Democracy," do next? Did he transport the twice-victimized
five year old girl to the hospital in his personal helicopter? Did
he stay by the side of the grief-stricken parents and offer his
heartfelt sympathies for their tragic loss?
Mr.
Democracy did none of these things. Mr. Democracy reboarded his
helicopter and flew away, leaving his military attaché to
clean up his mess.
An
indignant crowd of local quake victims jeered and hooted at him
as he lifted off.
MR. DEMOCRACY SETS THE VALUE OF A HUMAN LIFE
Lee's
military attaché called an impromptu press conference. First
he explained that "the event was a tragedy, but the tree had already
been weakened by the earthquake and aftershocks, therefore the tragedy
couldn't be blamed entirely on the helicopter." Then he added
"besides, the ground had been softened by the quake, contributing
to the branch breaking off." Finally he claimed that "the
helicopter which killed the girl wasn't even the president's, but
an Army chopper carrying relief supplies."
He
announced that the parents of the five year old girl killed by the
helicopter would receive NT $300,000 in compensation (US $10,000)

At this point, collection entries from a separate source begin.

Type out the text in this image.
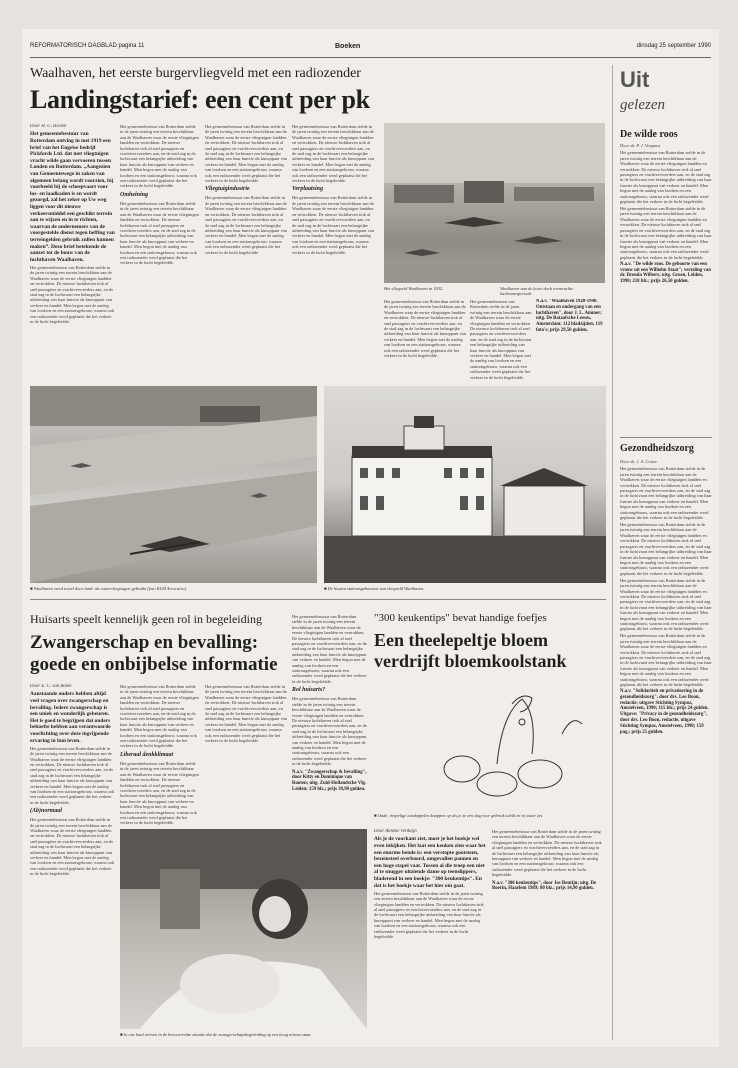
REFORMATORISCH DAGBLAD pagina 11	Boeken	dinsdag 25 september 1990
Waalhaven, het eerste burgervliegveld met een radiozender
Landingstarief: een cent per pk
Door H. G. Heslen

Het gemeentebestuur van Rotterdam ontving in mei 1919 een brief van het Engelse bedrijf Pickfords Ltd. dat met vliegtuigen vracht wilde gaan vervoeren tussen Londen en Rotterdam. „Aangezien van Gemeentewege in zaken van algemeen belang wordt voorzien, bij voorbeeld bij de scheepvaart voor los- en laadkaden is en wordt gezorgd, zal het zeker op Uw weg liggen voor dit nieuwe verkeersmiddel een geschikt terrein aan te wijzen en in te richten, waarvan de ondernemers van de voorgestelde dienst tegen heffing van terreingelden gebruik zullen kunnen maken”. Dezo brief betekende de aanzet tot de bouw van de luchthaven Waalhaven.

Het gemeentebestuur van Rotterdam stelde in de jaren twintig een terrein beschikbaar aan de Waalhaven waar de eerste vliegtuigen landden en vertrokken. De nieuwe luchthaven trok al snel passagiers en vrachtvervoerders aan, en de stad zag in de luchtvaart een belangrijke uitbreiding van haar functie als knooppunt van verkeer en handel. Men begon met de aanleg van loodsen en een stationsgebouw, waarna ook een radiozender werd geplaatst die het verkeer in de lucht begeleidde.

Het gemeentebestuur van Rotterdam stelde in de jaren twintig een terrein beschikbaar aan de Waalhaven waar de eerste vliegtuigen landden en vertrokken. De nieuwe luchthaven trok al snel passagiers en vrachtvervoerders aan, en de stad zag in de luchtvaart een belangrijke uitbreiding van haar functie als knooppunt van verkeer en handel. Men begon met de aanleg van loodsen en een stationsgebouw, waarna ook een radiozender werd geplaatst die het verkeer in de lucht begeleidde.

Omheining

Het gemeentebestuur van Rotterdam stelde in de jaren twintig een terrein beschikbaar aan de Waalhaven waar de eerste vliegtuigen landden en vertrokken. De nieuwe luchthaven trok al snel passagiers en vrachtvervoerders aan, en de stad zag in de luchtvaart een belangrijke uitbreiding van haar functie als knooppunt van verkeer en handel. Men begon met de aanleg van loodsen en een stationsgebouw, waarna ook een radiozender werd geplaatst die het verkeer in de lucht begeleidde.

Het gemeentebestuur van Rotterdam stelde in de jaren twintig een terrein beschikbaar aan de Waalhaven waar de eerste vliegtuigen landden en vertrokken. De nieuwe luchthaven trok al snel passagiers en vrachtvervoerders aan, en de stad zag in de luchtvaart een belangrijke uitbreiding van haar functie als knooppunt van verkeer en handel. Men begon met de aanleg van loodsen en een stationsgebouw, waarna ook een radiozender werd geplaatst die het verkeer in de lucht begeleidde.

Vliegtuigindustrie

Het gemeentebestuur van Rotterdam stelde in de jaren twintig een terrein beschikbaar aan de Waalhaven waar de eerste vliegtuigen landden en vertrokken. De nieuwe luchthaven trok al snel passagiers en vrachtvervoerders aan, en de stad zag in de luchtvaart een belangrijke uitbreiding van haar functie als knooppunt van verkeer en handel. Men begon met de aanleg van loodsen en een stationsgebouw, waarna ook een radiozender werd geplaatst die het verkeer in de lucht begeleidde.

Het gemeentebestuur van Rotterdam stelde in de jaren twintig een terrein beschikbaar aan de Waalhaven waar de eerste vliegtuigen landden en vertrokken. De nieuwe luchthaven trok al snel passagiers en vrachtvervoerders aan, en de stad zag in de luchtvaart een belangrijke uitbreiding van haar functie als knooppunt van verkeer en handel. Men begon met de aanleg van loodsen en een stationsgebouw, waarna ook een radiozender werd geplaatst die het verkeer in de lucht begeleidde.

Verplaatsing

Het gemeentebestuur van Rotterdam stelde in de jaren twintig een terrein beschikbaar aan de Waalhaven waar de eerste vliegtuigen landden en vertrokken. De nieuwe luchthaven trok al snel passagiers en vrachtvervoerders aan, en de stad zag in de luchtvaart een belangrijke uitbreiding van haar functie als knooppunt van verkeer en handel. Men begon met de aanleg van loodsen en een stationsgebouw, waarna ook een radiozender werd geplaatst die het verkeer in de lucht begeleidde.

Het vliegveld Waalhaven in 1932.	Waalhaven aan de korte doch roemruchte luchtvaartperiode.

Het gemeentebestuur van Rotterdam stelde in de jaren twintig een terrein beschikbaar aan de Waalhaven waar de eerste vliegtuigen landden en vertrokken. De nieuwe luchthaven trok al snel passagiers en vrachtvervoerders aan, en de stad zag in de luchtvaart een belangrijke uitbreiding van haar functie als knooppunt van verkeer en handel. Men begon met de aanleg van loodsen en een stationsgebouw, waarna ook een radiozender werd geplaatst die het verkeer in de lucht begeleidde.

Het gemeentebestuur van Rotterdam stelde in de jaren twintig een terrein beschikbaar aan de Waalhaven waar de eerste vliegtuigen landden en vertrokken. De nieuwe luchthaven trok al snel passagiers en vrachtvervoerders aan, en de stad zag in de luchtvaart een belangrijke uitbreiding van haar functie als knooppunt van verkeer en handel. Men begon met de aanleg van loodsen en een stationsgebouw, waarna ook een radiozender werd geplaatst die het verkeer in de lucht begeleidde.

N.a.v. "Waalhaven 1920-1940. Ontstaan en ondergang van een luchthaven", door J. L. Ammer; uitg. De Bataafsche Leeuw, Amsterdam; 112 bladzijden; 119 foto's; prijs 29,50 gulden.
■ Waalhaven werd zowel door land- als watervliegtuigen gebruikt (foto KLM Aerocarto).	■ De houten stationsgebouwen van vliegveld Waalhaven.
Huisarts speelt kennelijk geen rol in begeleiding
Zwangerschap en bevalling:
goede en onbijbelse informatie
Door E. C. van Balen

Aanstaande ouders hebben altijd veel vragen over zwangerschap en bevalling. Iedere zwangerschap is een uniek en wonderlijk gebeuren. Het is goed te begrijpen dat ouders behoefte hebben aan verantwoorde voorlichting over deze ingrijpende ervaring in hun leven.

Het gemeentebestuur van Rotterdam stelde in de jaren twintig een terrein beschikbaar aan de Waalhaven waar de eerste vliegtuigen landden en vertrokken. De nieuwe luchthaven trok al snel passagiers en vrachtvervoerders aan, en de stad zag in de luchtvaart een belangrijke uitbreiding van haar functie als knooppunt van verkeer en handel. Men begon met de aanleg van loodsen en een stationsgebouw, waarna ook een radiozender werd geplaatst die het verkeer in de lucht begeleidde.

(Ab)normaal

Het gemeentebestuur van Rotterdam stelde in de jaren twintig een terrein beschikbaar aan de Waalhaven waar de eerste vliegtuigen landden en vertrokken. De nieuwe luchthaven trok al snel passagiers en vrachtvervoerders aan, en de stad zag in de luchtvaart een belangrijke uitbreiding van haar functie als knooppunt van verkeer en handel. Men begon met de aanleg van loodsen en een stationsgebouw, waarna ook een radiozender werd geplaatst die het verkeer in de lucht begeleidde.

Het gemeentebestuur van Rotterdam stelde in de jaren twintig een terrein beschikbaar aan de Waalhaven waar de eerste vliegtuigen landden en vertrokken. De nieuwe luchthaven trok al snel passagiers en vrachtvervoerders aan, en de stad zag in de luchtvaart een belangrijke uitbreiding van haar functie als knooppunt van verkeer en handel. Men begon met de aanleg van loodsen en een stationsgebouw, waarna ook een radiozender werd geplaatst die het verkeer in de lucht begeleidde.

Liberaal denkklimaat

Het gemeentebestuur van Rotterdam stelde in de jaren twintig een terrein beschikbaar aan de Waalhaven waar de eerste vliegtuigen landden en vertrokken. De nieuwe luchthaven trok al snel passagiers en vrachtvervoerders aan, en de stad zag in de luchtvaart een belangrijke uitbreiding van haar functie als knooppunt van verkeer en handel. Men begon met de aanleg van loodsen en een stationsgebouw, waarna ook een radiozender werd geplaatst die het verkeer in de lucht begeleidde.

Het gemeentebestuur van Rotterdam stelde in de jaren twintig een terrein beschikbaar aan de Waalhaven waar de eerste vliegtuigen landden en vertrokken. De nieuwe luchthaven trok al snel passagiers en vrachtvervoerders aan, en de stad zag in de luchtvaart een belangrijke uitbreiding van haar functie als knooppunt van verkeer en handel. Men begon met de aanleg van loodsen en een stationsgebouw, waarna ook een radiozender werd geplaatst die het verkeer in de lucht begeleidde.

Het gemeentebestuur van Rotterdam stelde in de jaren twintig een terrein beschikbaar aan de Waalhaven waar de eerste vliegtuigen landden en vertrokken. De nieuwe luchthaven trok al snel passagiers en vrachtvervoerders aan, en de stad zag in de luchtvaart een belangrijke uitbreiding van haar functie als knooppunt van verkeer en handel. Men begon met de aanleg van loodsen en een stationsgebouw, waarna ook een radiozender werd geplaatst die het verkeer in de lucht begeleidde.

Rol huisarts?

Het gemeentebestuur van Rotterdam stelde in de jaren twintig een terrein beschikbaar aan de Waalhaven waar de eerste vliegtuigen landden en vertrokken. De nieuwe luchthaven trok al snel passagiers en vrachtvervoerders aan, en de stad zag in de luchtvaart een belangrijke uitbreiding van haar functie als knooppunt van verkeer en handel. Men begon met de aanleg van loodsen en een stationsgebouw, waarna ook een radiozender werd geplaatst die het verkeer in de lucht begeleidde.

N.a.v. "Zwangerschap & bevalling", door Kitty en Dominique van Rooten; uitg. Zuid-Hollandsche Vlg. Leiden; 159 blz.; prijs 39,90 gulden.

■ In ons land werven in de bevoorrechte situatie dat de zwangerschapsbegeleiding op een hoog niveau staat.
"300 keukentips" bevat handige foefjes
Een theelepeltje bloem
verdrijft bloemkoolstank
■ Oude, rimpelige aardappelen knappen op als je ze een dag voor gebruik schilt en in water zet.
Door Anneke Verduijn

Als je de voorkant ziet, moet je het boekje wel even inkijken. Het laat een keuken zien waar het een enorme bende is: een verstopte gootsteen, bezemsteel overboord, omgevallen pannen en een hoge stapel vaat. Tussen al die troep een niet al te snugger uitziende dame op teenslippers, bladerend in een boekje: "300 keukentips". En dat is het boekje waar het hier om gaat.

Het gemeentebestuur van Rotterdam stelde in de jaren twintig een terrein beschikbaar aan de Waalhaven waar de eerste vliegtuigen landden en vertrokken. De nieuwe luchthaven trok al snel passagiers en vrachtvervoerders aan, en de stad zag in de luchtvaart een belangrijke uitbreiding van haar functie als knooppunt van verkeer en handel. Men begon met de aanleg van loodsen en een stationsgebouw, waarna ook een radiozender werd geplaatst die het verkeer in de lucht begeleidde.

Het gemeentebestuur van Rotterdam stelde in de jaren twintig een terrein beschikbaar aan de Waalhaven waar de eerste vliegtuigen landden en vertrokken. De nieuwe luchthaven trok al snel passagiers en vrachtvervoerders aan, en de stad zag in de luchtvaart een belangrijke uitbreiding van haar functie als knooppunt van verkeer en handel. Men begon met de aanleg van loodsen en een stationsgebouw, waarna ook een radiozender werd geplaatst die het verkeer in de lucht begeleidde.

N.a.v. "300 keukentips", door Jos Boutijn; uitg. De Boerin, Haarlem 1989; 80 blz.; prijs 14,90 gulden.

Uit
gelezen
De wilde roos
Door ds. P. J. Vergunst

Het gemeentebestuur van Rotterdam stelde in de jaren twintig een terrein beschikbaar aan de Waalhaven waar de eerste vliegtuigen landden en vertrokken. De nieuwe luchthaven trok al snel passagiers en vrachtvervoerders aan, en de stad zag in de luchtvaart een belangrijke uitbreiding van haar functie als knooppunt van verkeer en handel. Men begon met de aanleg van loodsen en een stationsgebouw, waarna ook een radiozender werd geplaatst die het verkeer in de lucht begeleidde.

Het gemeentebestuur van Rotterdam stelde in de jaren twintig een terrein beschikbaar aan de Waalhaven waar de eerste vliegtuigen landden en vertrokken. De nieuwe luchthaven trok al snel passagiers en vrachtvervoerders aan, en de stad zag in de luchtvaart een belangrijke uitbreiding van haar functie als knooppunt van verkeer en handel. Men begon met de aanleg van loodsen en een stationsgebouw, waarna ook een radiozender werd geplaatst die het verkeer in de lucht begeleidde.

N.a.v. "De wilde roos. De geboorte van een vrouw uit een Wilhelm Staat"; vertaling van dr. Brenda Wilbers; uitg. Groen, Leiden, 1990; 218 blz.; prijs 26,50 gulden.

Gezondheidszorg
Door ds. J. A. Coster

Het gemeentebestuur van Rotterdam stelde in de jaren twintig een terrein beschikbaar aan de Waalhaven waar de eerste vliegtuigen landden en vertrokken. De nieuwe luchthaven trok al snel passagiers en vrachtvervoerders aan, en de stad zag in de luchtvaart een belangrijke uitbreiding van haar functie als knooppunt van verkeer en handel. Men begon met de aanleg van loodsen en een stationsgebouw, waarna ook een radiozender werd geplaatst die het verkeer in de lucht begeleidde.

Het gemeentebestuur van Rotterdam stelde in de jaren twintig een terrein beschikbaar aan de Waalhaven waar de eerste vliegtuigen landden en vertrokken. De nieuwe luchthaven trok al snel passagiers en vrachtvervoerders aan, en de stad zag in de luchtvaart een belangrijke uitbreiding van haar functie als knooppunt van verkeer en handel. Men begon met de aanleg van loodsen en een stationsgebouw, waarna ook een radiozender werd geplaatst die het verkeer in de lucht begeleidde.

Het gemeentebestuur van Rotterdam stelde in de jaren twintig een terrein beschikbaar aan de Waalhaven waar de eerste vliegtuigen landden en vertrokken. De nieuwe luchthaven trok al snel passagiers en vrachtvervoerders aan, en de stad zag in de luchtvaart een belangrijke uitbreiding van haar functie als knooppunt van verkeer en handel. Men begon met de aanleg van loodsen en een stationsgebouw, waarna ook een radiozender werd geplaatst die het verkeer in de lucht begeleidde.

Het gemeentebestuur van Rotterdam stelde in de jaren twintig een terrein beschikbaar aan de Waalhaven waar de eerste vliegtuigen landden en vertrokken. De nieuwe luchthaven trok al snel passagiers en vrachtvervoerders aan, en de stad zag in de luchtvaart een belangrijke uitbreiding van haar functie als knooppunt van verkeer en handel. Men begon met de aanleg van loodsen en een stationsgebouw, waarna ook een radiozender werd geplaatst die het verkeer in de lucht begeleidde.

N.a.v. "Solidariteit en privatisering in de gezondheidszorg", door drs. Leo Boon, redactie; uitgave Stichting Sympoz, Amstelveen, 1990; 115 blz.; prijs 24 gulden. Uitgave: "Privacy in de gezondheidszorg", door drs. Leo Boon, redactie, uitgave Stichting Sympoz, Amstelveen, 1990; 159 pag.; prijs 25 gulden.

and that the president had instructed the military to "handle
the matter." Later TV news reports informed the public Lee
had upped the compensation to NT $2 million (US$60,000).
In
medieval Europe if an aristocrat's carriage hurtling toward its
destination happened to run over a grimy little urchin from a peasant
family, the aristocrat was under "noblesse oblige" to
compensate the victim's family. He would toss a few coins in the
dust and drive on, having fulfilled his duty to the bereaved. We
live in inflationary times, so the amount has changed. The attitude
apparently hasn't.
On
September 29, at a KMT Central Standing Committee meeting, Lee proclaimed:
"Our top concern is to soothe the broken hearts of those who managed
to survive the deadly temblor and to rekindle their confidence in
their futures."
THE MANDATE OF HEAVEN
When
Lee Teng-hui won the presidency of the ROC in 1996, eminent western
news organizations published a string of astoundingly naive puff
pieces hyping Lee Teng-hui's "stunning 54% electoral mandate"
at the polls.
But
KMT candidates during the Two Chiangs' administrations achieved
80 to 90% majorities, regular as clockwork. And why shouldn't they
have? The KMT is a Leninist political machine, the wealthiest political
party in the world , wealthier by far than our own Demopublican
party. One would hardly expect anything less.
Now
fast forward to 1996. Lee inherits this well-oiled party apparatus
intact, including its Hearst-like media empire, and all he can manage
is a crummy 54%?
Western
observers who applied their own political context to the ROC's 1996
elections misled themselves about its significance. Lee's "stunning
landslide" actually indicated an alarming decline in public
approval.
On
July 28, 1976, a record 8.3 magnitude earthquake devastated the
Hebei city of Tangshan on the Chinese mainland. This earthshaking
event was widely interpreted as evidence that the mandate of heaven
had been withdrawn from Mao Zedong's regime and that the Great Helmsman's
days were numbered. Mao died two months later.
On
September 21, 1999, a record 7.6 magnitude earthquake devastated
the offshore Chinese island of Taiwan. Is this earthshaking event,
whose negative impact has been exacerbated by gross human dereliction,
evidence that the mandate of heaven has been withdrawn from Lee
Teng-hui's regime and that Mr. Democracy's days are numbered? We
live in interesting times. We shall soon see.